Las ventas del turismo nacional durante el período anual de gastos y viajes cayeron hasta los 40.000 millones de dólares, menos de la mitad del volumen anterior a la pandemia.

La Semana Dorada de China se tiñe de gris

La deslucida Semana Dorada de China de este año proyecta un oscuro nubarrón sobre la economía. Las ventas del turismo nacional durante el período anual de gastos y viajes cayeron hasta los 40.000 millones de dólares, menos de la mitad del volumen anterior a la pandemia. Las regiones más ricas podrían recibir con brazos abiertos el gasto por parte de los compradores que no han viajado, pero el sector supone casi el 30% del consumo chino.

La fiesta del Día Nacional, de una semana de duración, es la más popular entre los consumidores y viajeros del país. Antes de la pandemia, los turistas nacionales derrocharon unos 650.000 millones de yuanes (91.000 millones de dólares) durante la Semana Dorada de 2019, más de una cuarta parte por encima de lo gastado durante la fiesta del Año Nuevo chino.

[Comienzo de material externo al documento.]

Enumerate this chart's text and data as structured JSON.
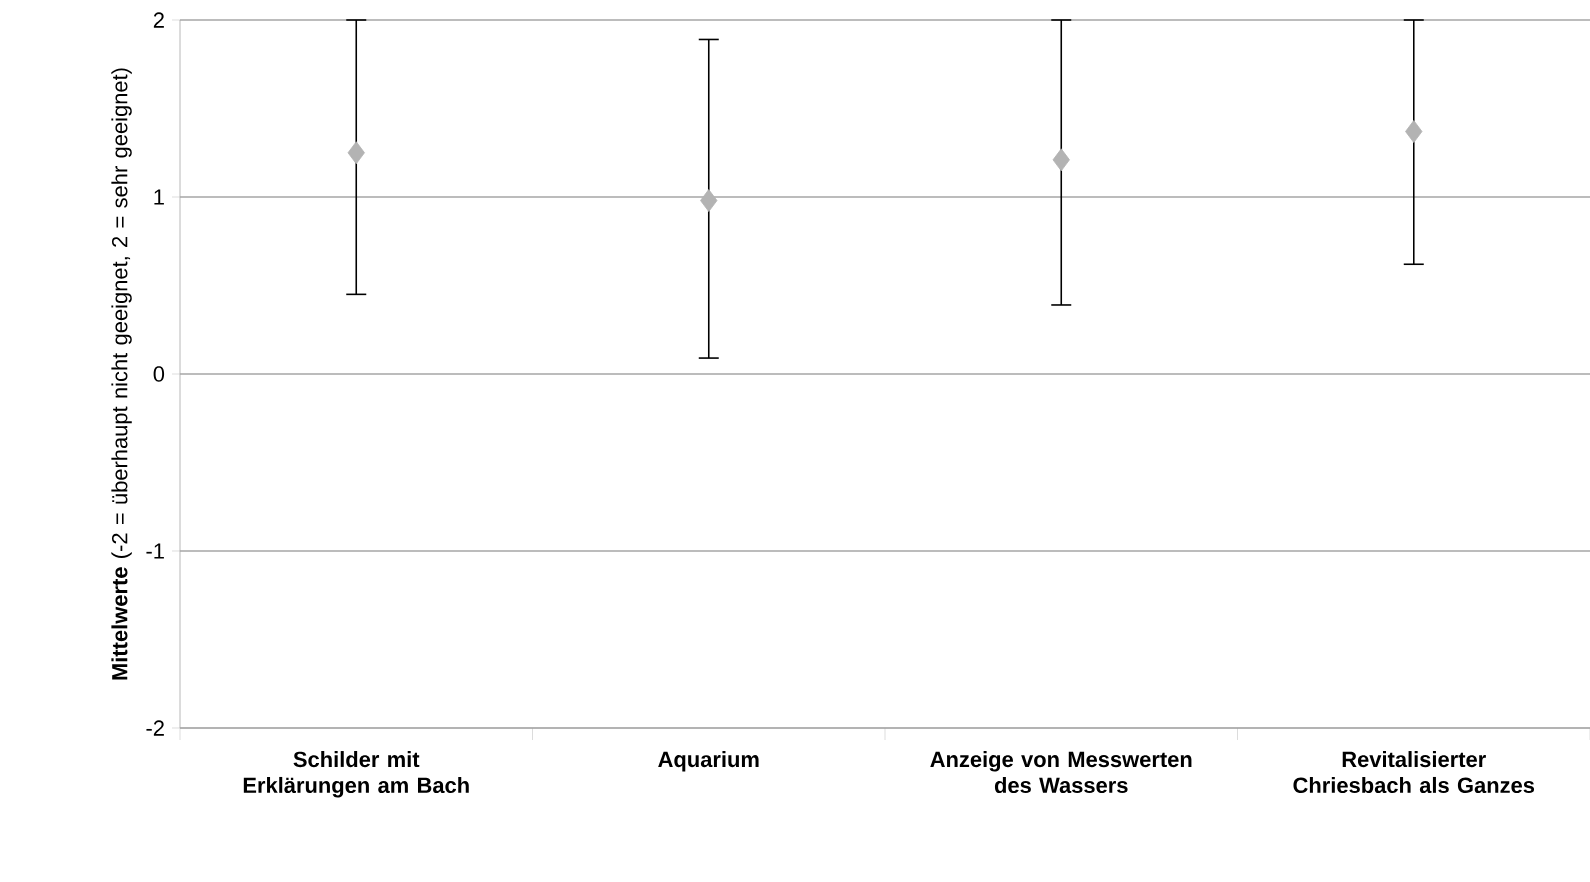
{
  "chart_data": {
    "type": "scatter",
    "ylabel": "**Mittelwerte** (-2 = überhaupt nicht geeignet, 2 = sehr geeignet)",
    "categories": [
      "Schilder mit Erklärungen am Bach",
      "Aquarium",
      "Anzeige von Messwerten des Wassers",
      "Revitalisierter Chriesbach als Ganzes"
    ],
    "values": [
      1.25,
      0.98,
      1.21,
      1.37
    ],
    "errors": [
      [
        0.45,
        2
      ],
      [
        0.09,
        1.89
      ],
      [
        0.39,
        2
      ],
      [
        0.62,
        2
      ]
    ],
    "color": "#b3b3b3",
    "marker": "diamond",
    "ylim": [
      -2,
      2
    ],
    "yticks": [
      -2,
      -1,
      0,
      1,
      2
    ],
    "grid": "y"
  }
}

Las sombrías cifras de este año no nos sorprenden. Las draconianas medidas de Pekín contra la Covid han ahuyentado a los turistas nacionales. La semana pasada, Xishuangbanna, un popular destino chino fronterizo con Laos y Myanmar, de repente quedó confinado tras detectarse 27 casos de Covid-19. Los vídeos de funcionarios locales armados y de la policía impidiendo a los viajeros subir a los aviones se hicieron virales. En general, solo hubo 422 millones de viajes nacionales durante la Semana Dorada, un 18% menos que el año pasado.

En vez de irse lejos, los residentes optaron por gastar cerca de casa. Los datos de la mayor agencia de viajes online de China, Trip.com, mostraban que los viajes locales de corta distancia representaron el 65% del mercado turístico durante los primeros siete días de octubre, con un gasto per cápita que aumentó un 30% sobre el año anterior. Esto beneficia a las metrópolis más ricas, que cuentan con sus propias atracciones.

Aun así, una semana de vacaciones en casa no bastará para compensar la caída del turismo interno, que representaba más del 10% del PIB antes de la pandemia, y la contracción del sector de los servicios. La Semana Dorada de China ha perdido su brillo.